Later that day, on the verge of tears, I sat down to meditate. (Of course it wasn’t easy.) Everything in me wanted to give in to despair. Instead, I heard myself saying, “Thank you. Thank you for this. Thank you everyone was okay. Thank you there was enough coolant left in the leaking radiator to get the van home safely. Thank you that it was just around the corner rather than 100 miles from home. Thank you for our friends who rounded the corner on a walk, just as we arrived home, and offered their car for us to use. Thank you.”
As I gave thanks, my heart rested. It wasn’t a mistake. There is nothing lacking. We are receiving what we need. What is, is what I want.

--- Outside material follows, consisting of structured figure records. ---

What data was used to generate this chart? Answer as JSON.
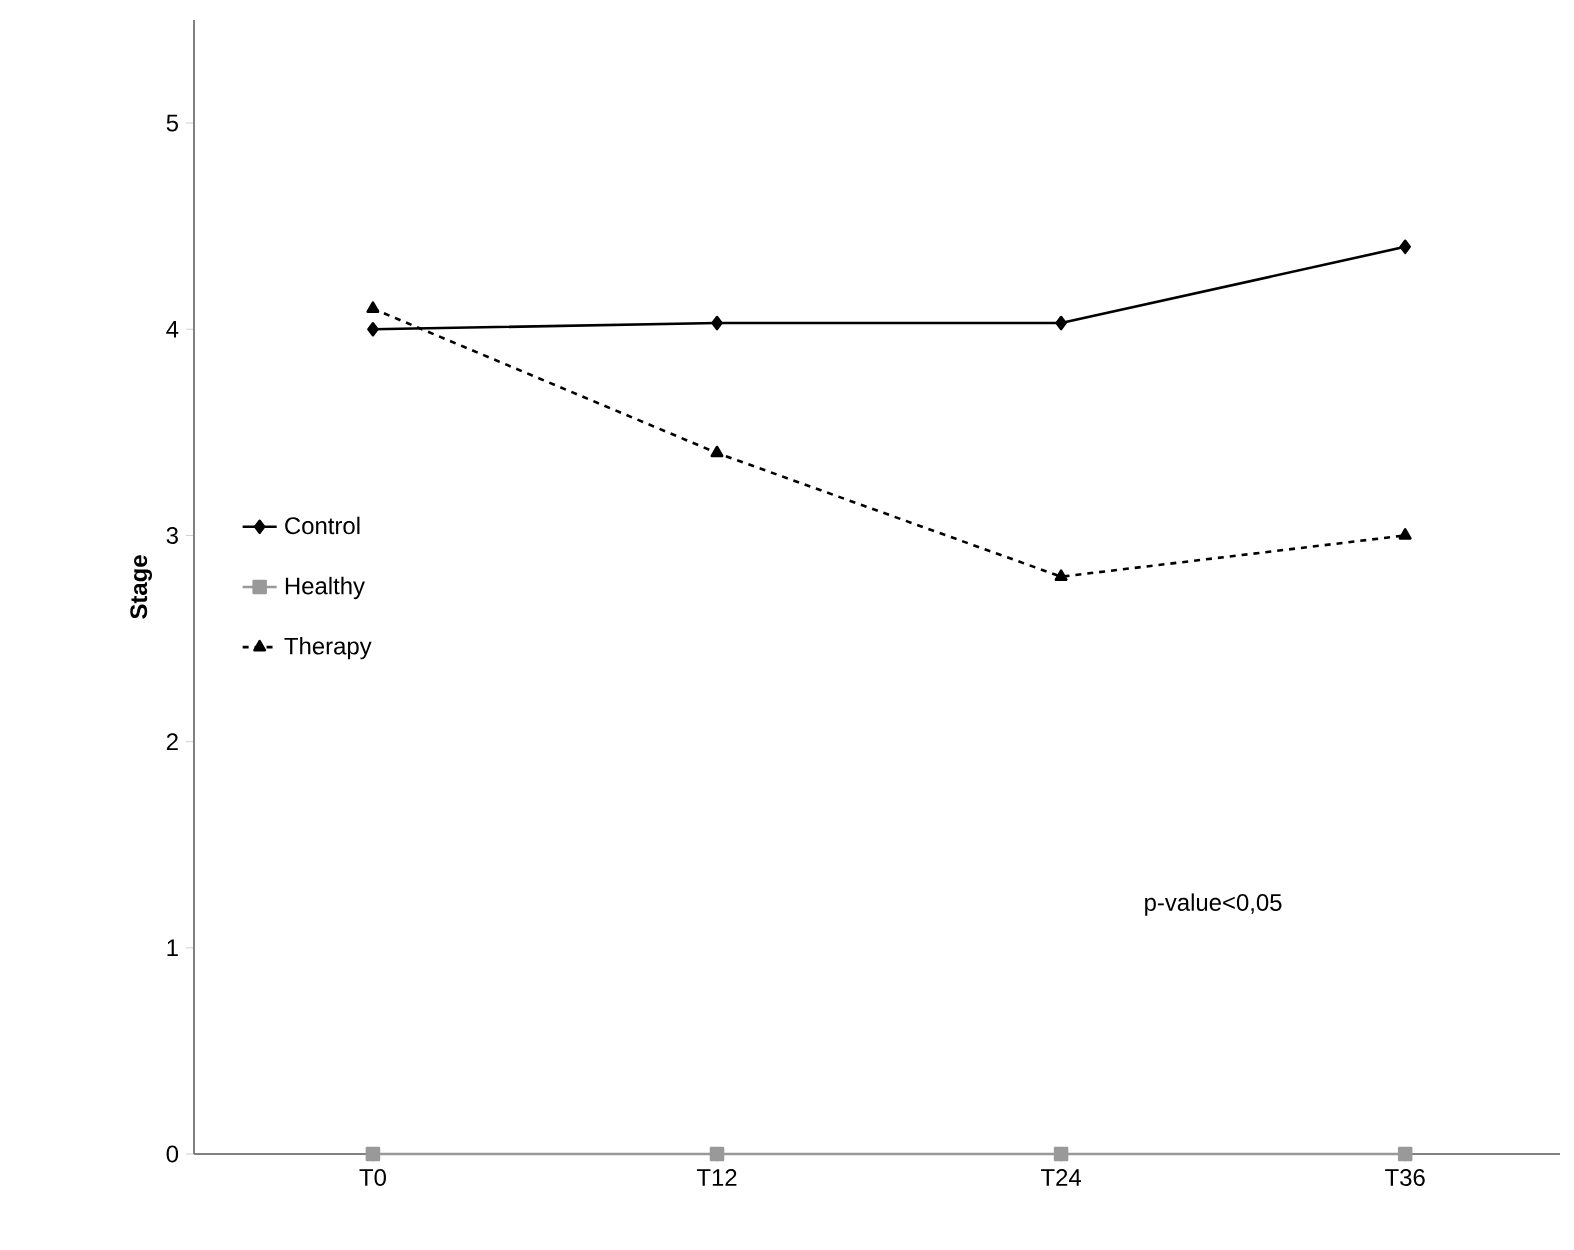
{
  "chart_data": {
    "type": "line",
    "ylabel": "Stage",
    "categories": [
      "T0",
      "T12",
      "T24",
      "T36"
    ],
    "series": [
      {
        "name": "Control",
        "color": "#000000",
        "values": [
          4.0,
          4.03,
          4.03,
          4.4
        ],
        "marker": "diamond",
        "line_style": "solid"
      },
      {
        "name": "Healthy",
        "color": "#999999",
        "values": [
          0,
          0,
          0,
          0
        ],
        "marker": "square",
        "line_style": "solid"
      },
      {
        "name": "Therapy",
        "color": "#000000",
        "values": [
          4.1,
          3.4,
          2.8,
          3.0
        ],
        "marker": "triangle",
        "line_style": "dashed"
      }
    ],
    "ylim": [
      0,
      5.5
    ],
    "yticks": [
      0,
      1,
      2,
      3,
      4,
      5
    ],
    "grid": false,
    "legend": "left",
    "annotations": [
      "p-value<0,05"
    ]
  }
}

There have been more miracles since then. A family member lending us a larger van while we sort things out. A bonus from work. Having one of my tunes get playlisted. Things I didn’t have to strive for. Of course I’ll never know the direct correlation between my expression of gratitude, and these signs of provision. What I do know, though, is that gratitude is a gateway to contentment. As “good” and “bad” things happen, gratitude puts them in perspective.
Gratitude allows us to do two seemingly opposite things at once. It lets us dream big, while letting go of those dreams at the same time. Gratitude lets our dreams come at the right time. It allows us to be here, now, while holding out our vision for the future with open hands and open hearts.